「京都市動物による迷惑行為防止条例(仮称)」の制定に関する意見
平成24年8月の法改正により「犬猫を殺さない行政」へと変わった。猫については駆除目的に捕獲された飼い主のいない猫の引取りは動物愛護の観点から原則として認められない(付帯決議8項)こととなり、やむをえない場合のみしか引取ができないとされた。これにより、野良猫は基本的に社会に存在することとなった。
社会に存在する野良猫については不妊去勢手術を施して地域住民の理解の下に管理する地域猫対策を行い、猫の苦情件数の低減と猫の引取り頭数の減少に効果があるとして、官民挙げて推進を図る、との付帯決議(8項)がされた。
現在、全国の行政にて、地域猫対策と「殺処分頭数をゼロに近付けることを目指して最大限努力」(付帯決議6項)することを目指して取組がなされており、京都市の「まちねこ活動支援事業」はこの考え方に沿ったものと受け止められている。

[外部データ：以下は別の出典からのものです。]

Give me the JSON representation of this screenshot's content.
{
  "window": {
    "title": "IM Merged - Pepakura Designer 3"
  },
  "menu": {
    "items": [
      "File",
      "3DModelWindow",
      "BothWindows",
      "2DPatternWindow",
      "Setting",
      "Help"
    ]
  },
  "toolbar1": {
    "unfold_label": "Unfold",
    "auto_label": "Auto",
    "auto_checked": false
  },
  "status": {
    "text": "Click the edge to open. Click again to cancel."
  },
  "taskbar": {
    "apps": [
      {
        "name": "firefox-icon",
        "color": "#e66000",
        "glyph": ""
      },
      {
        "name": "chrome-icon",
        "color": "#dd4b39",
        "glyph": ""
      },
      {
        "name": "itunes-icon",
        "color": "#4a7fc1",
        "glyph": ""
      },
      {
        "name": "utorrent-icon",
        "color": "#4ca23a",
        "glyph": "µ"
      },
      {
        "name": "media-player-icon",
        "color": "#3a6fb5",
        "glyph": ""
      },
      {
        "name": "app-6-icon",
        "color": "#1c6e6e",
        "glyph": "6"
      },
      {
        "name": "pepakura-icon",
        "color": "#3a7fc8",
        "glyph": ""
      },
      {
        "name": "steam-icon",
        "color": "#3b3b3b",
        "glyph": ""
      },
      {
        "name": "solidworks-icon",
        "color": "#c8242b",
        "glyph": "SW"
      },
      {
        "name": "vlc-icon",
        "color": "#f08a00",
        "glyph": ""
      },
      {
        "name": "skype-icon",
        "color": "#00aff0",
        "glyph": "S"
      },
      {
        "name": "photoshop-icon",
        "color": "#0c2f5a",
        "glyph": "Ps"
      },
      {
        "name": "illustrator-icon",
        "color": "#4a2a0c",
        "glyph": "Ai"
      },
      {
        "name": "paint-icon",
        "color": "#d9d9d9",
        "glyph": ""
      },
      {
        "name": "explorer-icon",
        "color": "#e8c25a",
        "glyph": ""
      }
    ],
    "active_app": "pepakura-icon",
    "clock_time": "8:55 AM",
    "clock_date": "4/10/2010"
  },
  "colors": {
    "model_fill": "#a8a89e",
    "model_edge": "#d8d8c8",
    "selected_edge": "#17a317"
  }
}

従来、地域猫は、猫餌やりないしTNR活動(野良猫を捉え、避妊去勢をし、元の場所へ戻す)によって、殺処分行政ではなく、野良猫と共生して野良猫問題を解決することを目的としていた。しかし、これに対して、住民からは、猫の糞尿、鳴き声、アレルギーなどの苦情が出され、「連れて帰れ。持ち帰れなければ餌やりするな」「猫餌やりをしなければ野良猫はいなくなる。」と言われている。この苦情は、昔から社会に共生してきた猫に対しては行き過ぎた苦情であり、また、住民の受益のためにされているボランティアによる地域猫活動への誤解を含むものである。京都市の「まちねこ活動支援事業」が京都市民の受益のためのものならば、その活動の支え手であるボランティア市民への誤解を増長させ、波に乗り始めた「まちねこ活動支援事業」を衰退させるような条例の制定は行うべきではない。自ら飼養せよ、(無責任な)餌やりをするなという本条例案は法的知識のない一般苦情者と同レベルの内容であるといわざるを得ない。ボランティア市民に自ら飼養する法的義務もなければ、無責任な餌やりと適切な餌やりを区別できる苦情者も少ない。
野良猫問題の唯一の解決策である「地域猫活動」を根底から脅かす条例の制定が市民の受益を大きく損なう結果になることを危惧せざるを得ない。
よって本条例案から野良猫にかかわる全文を削除することを求めます。